市場では、需要量と供給量は価格を通じて調整され、調整の結果として価格と取引量が決まります

一般的に需要量は価格が安いほど多く、価格が高いほど少なくなります。

供給量は逆で、価格が安いほど少なく、価格が高いほど多くなります。

需要と供給が均衡する点では需要量と供給量が一致し、需要や供給が変化すると、価格は新しい均衡に向けて動きます。

均衡とは資源を効率的に配分する仕組みで、ミクロ経済学の中心的な研究分野の1つです。

ミクロ経済に関するQ&A

ミクロ経済に関するよくある質問は、主に以下の通りです。

  • ・ミクロ経済学のレモン市場とは?
  • ・代替財と補完財の違いは?
  • ・ミクロ経済は投資でどう役立ちますか?

ミクロ経済学のレモン市場とは?

レモン市場とは、買い手と売り手の間に情報の非対称性がある場合に、粗悪品(レモン)だけが市場に残る現象です。

買い手は売り手ほど商品に詳しくないと仮定すると、買い手は良い商品と悪い商品の差を見抜けず、平均的な品質を前提に価格を判断して買おうとします。

しかし、良い商品を適正な価格で提供したい売り手は、それを実現できずに市場から退出してしまいます。

結果として、粗悪品だけが市場に残ります。

代替財と補完財の違いは?

代替財とは、片方の商品の価格が上がると、もう片方の商品の需要が増える関係にある財です。

代表的な代替財の組み合わせとして、バターとマーガリンがあります。

補完財とは、片方の商品の価格が上がって需要が減ると、もう片方の商品の需要も減る関係にある財を指します。

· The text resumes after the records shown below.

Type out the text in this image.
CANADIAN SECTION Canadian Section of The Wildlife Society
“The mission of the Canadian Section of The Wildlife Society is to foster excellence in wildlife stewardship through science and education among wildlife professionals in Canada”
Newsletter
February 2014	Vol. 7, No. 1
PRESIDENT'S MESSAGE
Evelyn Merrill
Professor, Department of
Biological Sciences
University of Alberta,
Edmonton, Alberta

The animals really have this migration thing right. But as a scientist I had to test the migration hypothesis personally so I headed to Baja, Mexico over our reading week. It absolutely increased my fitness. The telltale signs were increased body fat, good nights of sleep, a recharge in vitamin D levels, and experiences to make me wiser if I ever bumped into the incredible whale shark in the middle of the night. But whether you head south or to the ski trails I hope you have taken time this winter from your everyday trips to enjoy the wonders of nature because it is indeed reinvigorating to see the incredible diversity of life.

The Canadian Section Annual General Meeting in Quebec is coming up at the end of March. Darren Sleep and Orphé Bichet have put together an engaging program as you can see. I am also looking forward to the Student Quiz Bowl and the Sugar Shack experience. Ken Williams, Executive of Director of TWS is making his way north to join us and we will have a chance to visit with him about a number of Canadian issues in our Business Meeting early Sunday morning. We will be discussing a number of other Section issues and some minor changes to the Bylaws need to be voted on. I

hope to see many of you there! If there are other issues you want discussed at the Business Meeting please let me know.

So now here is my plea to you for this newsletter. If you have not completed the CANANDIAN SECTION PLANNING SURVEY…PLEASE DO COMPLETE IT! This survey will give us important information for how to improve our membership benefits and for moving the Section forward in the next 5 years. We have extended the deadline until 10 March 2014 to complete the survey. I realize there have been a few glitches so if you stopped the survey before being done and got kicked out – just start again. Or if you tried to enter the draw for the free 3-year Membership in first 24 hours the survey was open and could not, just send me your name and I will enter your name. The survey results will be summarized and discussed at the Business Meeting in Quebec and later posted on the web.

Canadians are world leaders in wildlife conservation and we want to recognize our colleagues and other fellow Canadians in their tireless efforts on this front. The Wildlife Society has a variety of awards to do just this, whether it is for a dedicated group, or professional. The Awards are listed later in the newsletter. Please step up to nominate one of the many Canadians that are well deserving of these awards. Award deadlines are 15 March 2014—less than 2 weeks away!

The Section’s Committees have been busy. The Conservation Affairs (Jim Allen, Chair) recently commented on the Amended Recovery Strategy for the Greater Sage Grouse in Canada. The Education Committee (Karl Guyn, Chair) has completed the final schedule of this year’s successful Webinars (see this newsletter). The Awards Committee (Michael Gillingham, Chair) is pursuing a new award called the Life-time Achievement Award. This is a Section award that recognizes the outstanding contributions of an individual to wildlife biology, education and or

補完財の例として、プリンターとインクが挙げられます。

ミクロ経済は投資でどう役立ちますか?

ミクロ経済はマクロ経済と異なり各企業や各個人の行動を示し、投資で役立てることができます。

例えば、特定の製品の需要と供給の変化から企業業績の変化を読み取ることで、株式投資の銘柄選びに利用可能です。

また、完全競争環境の企業よりも寡占状態の企業のほうが利益率が高いと考えられ、これも銘柄選択の参考になります。

【まとめ】ミクロ経済とは|基本要素やマクロ経済との違いなどをわかりやすく解説

ミクロ経済は、消費者や企業など個別の主体の行動と、市場で生じる具体的な経済現象そのものを指します。

価格の変化に対する販売数量や売上の変動など、実際の経済の動きを示すのが特徴です。